Au cœur de l’action, ça donne quoi Interstellar ? A l’instar de ce qu’il avait réalisé sur Inception, son meilleur film jusqu’alors, Christopher Nolan fait preuve d’une superbe variété dans ses situations. On passe d’une odyssée stellaire et paranoïaque à un drame familial, peu à peu plongé dans le noir lui aussi, en un clin d’œil. La grande réussite du film est d’avoir su sans cesse renouveler les séquences, de ne pas s’enfoncer dans les passages obligés du genre. Pendant deux heures et demie, Interstellar nous foudroie d’images folles, de plans jamais vus auparavant dans la science-fiction, avec un réalisme sidérant. La question de la relativité du temps donne l’occasion au cinéaste d’amorcer une course contre la montre, et contre la vie, des plus terribles pour le spectateur.
L’ultime échange du film a lieu dans sa dernière demi-heure, lorsque le film abandonne toute sa précision scientifique, pour pleinement se plonger dans l’imaginaire. Le style se fait plus baroque, le temps se matérialise sous nos yeux en cordes. C’est à cet instant que les spectateurs d’Interstellar choisiront leur camp, l’amour pour ce film titanesque ou le désaveu d’un cinéaste qui se joue des sciences pour inspirer le fantasme de la fiction. La participation de Hans Zimmer, qui donne une puissance divine à ce colosse de trois heures, est aussi l’une de leurs collaborations les plus flamboyantes.

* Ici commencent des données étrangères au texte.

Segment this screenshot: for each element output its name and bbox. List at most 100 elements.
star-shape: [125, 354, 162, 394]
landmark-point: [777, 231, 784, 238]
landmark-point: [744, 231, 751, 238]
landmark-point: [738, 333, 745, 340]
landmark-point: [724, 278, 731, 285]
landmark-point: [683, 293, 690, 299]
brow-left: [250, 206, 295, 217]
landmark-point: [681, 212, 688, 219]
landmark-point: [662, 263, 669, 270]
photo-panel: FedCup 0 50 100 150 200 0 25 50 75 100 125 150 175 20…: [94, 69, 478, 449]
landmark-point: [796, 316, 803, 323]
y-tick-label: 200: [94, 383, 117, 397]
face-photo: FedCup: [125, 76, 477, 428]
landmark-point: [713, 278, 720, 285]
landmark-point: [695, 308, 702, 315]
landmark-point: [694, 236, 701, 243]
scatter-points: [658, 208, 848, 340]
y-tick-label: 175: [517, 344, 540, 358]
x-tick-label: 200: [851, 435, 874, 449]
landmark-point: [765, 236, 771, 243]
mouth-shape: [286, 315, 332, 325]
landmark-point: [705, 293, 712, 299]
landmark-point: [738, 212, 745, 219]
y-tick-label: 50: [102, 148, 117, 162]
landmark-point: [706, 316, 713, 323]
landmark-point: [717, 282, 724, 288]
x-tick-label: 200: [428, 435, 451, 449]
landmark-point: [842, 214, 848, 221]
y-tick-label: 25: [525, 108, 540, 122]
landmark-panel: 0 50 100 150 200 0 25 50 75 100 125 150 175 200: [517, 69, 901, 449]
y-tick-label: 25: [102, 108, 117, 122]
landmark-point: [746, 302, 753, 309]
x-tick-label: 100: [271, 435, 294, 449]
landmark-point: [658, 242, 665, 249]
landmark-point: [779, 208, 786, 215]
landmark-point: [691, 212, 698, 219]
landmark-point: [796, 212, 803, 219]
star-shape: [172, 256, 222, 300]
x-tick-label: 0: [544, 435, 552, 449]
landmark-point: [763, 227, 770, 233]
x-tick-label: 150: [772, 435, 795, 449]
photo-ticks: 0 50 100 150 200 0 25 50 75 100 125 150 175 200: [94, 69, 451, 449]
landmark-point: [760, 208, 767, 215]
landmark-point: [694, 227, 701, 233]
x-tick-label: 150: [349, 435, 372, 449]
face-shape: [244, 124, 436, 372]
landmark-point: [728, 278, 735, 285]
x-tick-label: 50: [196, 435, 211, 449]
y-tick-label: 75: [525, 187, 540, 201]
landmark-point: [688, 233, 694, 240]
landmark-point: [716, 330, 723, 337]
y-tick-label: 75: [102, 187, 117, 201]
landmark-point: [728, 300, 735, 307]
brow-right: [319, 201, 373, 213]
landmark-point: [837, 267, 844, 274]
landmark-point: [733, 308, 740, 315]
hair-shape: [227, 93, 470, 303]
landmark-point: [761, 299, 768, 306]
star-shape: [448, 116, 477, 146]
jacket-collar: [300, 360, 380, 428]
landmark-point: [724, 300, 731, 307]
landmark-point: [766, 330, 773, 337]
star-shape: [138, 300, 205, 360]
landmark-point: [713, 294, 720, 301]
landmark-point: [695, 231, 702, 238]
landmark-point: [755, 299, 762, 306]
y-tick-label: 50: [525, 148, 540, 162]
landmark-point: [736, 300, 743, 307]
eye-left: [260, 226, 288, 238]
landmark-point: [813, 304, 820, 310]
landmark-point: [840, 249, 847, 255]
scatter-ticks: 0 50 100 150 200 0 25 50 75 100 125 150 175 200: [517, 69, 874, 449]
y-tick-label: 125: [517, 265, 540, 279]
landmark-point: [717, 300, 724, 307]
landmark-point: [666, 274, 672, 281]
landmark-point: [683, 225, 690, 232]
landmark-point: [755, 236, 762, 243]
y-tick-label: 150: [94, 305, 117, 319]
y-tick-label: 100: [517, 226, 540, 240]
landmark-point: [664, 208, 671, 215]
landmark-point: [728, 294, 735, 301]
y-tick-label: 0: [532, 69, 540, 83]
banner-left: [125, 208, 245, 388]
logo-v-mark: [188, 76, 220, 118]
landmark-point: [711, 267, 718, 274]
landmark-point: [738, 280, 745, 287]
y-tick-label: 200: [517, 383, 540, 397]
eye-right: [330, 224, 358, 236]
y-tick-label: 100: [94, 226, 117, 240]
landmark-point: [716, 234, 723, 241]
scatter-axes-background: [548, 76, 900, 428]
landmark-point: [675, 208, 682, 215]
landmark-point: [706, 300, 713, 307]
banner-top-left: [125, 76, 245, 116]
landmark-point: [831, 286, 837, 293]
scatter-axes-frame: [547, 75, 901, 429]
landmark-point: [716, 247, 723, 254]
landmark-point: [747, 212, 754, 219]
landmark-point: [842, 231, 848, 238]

Interstellar n’a pas le caractère open space que possédait Gravity, dans le sens où l’espace n’était qu’une masse interchangeable à un récit universel. Le film d’Alfonso et Jonas Cuarón – autre expédition paternelle – aurait pu être, comme dans Gerry de Gus Van Sant, cette longue route de l’Existence que l’on ne parvient plus à retrouver. Il modélise cependant l’au-delà, le dépassement de nos frontières, galactiques et humaines, avec un sens du spectacle inné. Le final peut presque paraître décevant face à la noirceur du voyage, mais il est rattrapé par un dernier plan sous forme d’espoir qui colle avec les thématiques de Nolan. Cet art du dernier plan, que le cinéaste britannique cultive souvent pour créer l’interrogation ou l’excitation, laisse ici place à une certaine plénitude. La solitude n’apparaît plus comme une fatalité, mais comme une promesse vers l’avenir. Interstellar dynamite tous les acquis de Nolan pour en bâtir de nouveaux plus forts, avec un sens du romanesque fabuleux et une structure en ellipses qui donne une tonalité inédite à l’œuvre du cinéaste. Si Interstellar n’est pas une révolution, elle a tout pour devenir un nouveau fondement à un genre, en pleine gestation, qui retrouve sa crédibilité avec les questions du monde. Jamais avait-on vu le genre accoucher d’œuvres si fortes (Gravity et Snowpiercer précédemment) en si peu de temps. Souvent bouleversante dans sa vision de la famille et brillamment anxiogène lorsqu’il pénètre de nouveaux horizons, l’expérience d’Interstellar est une révélation de chaque instant.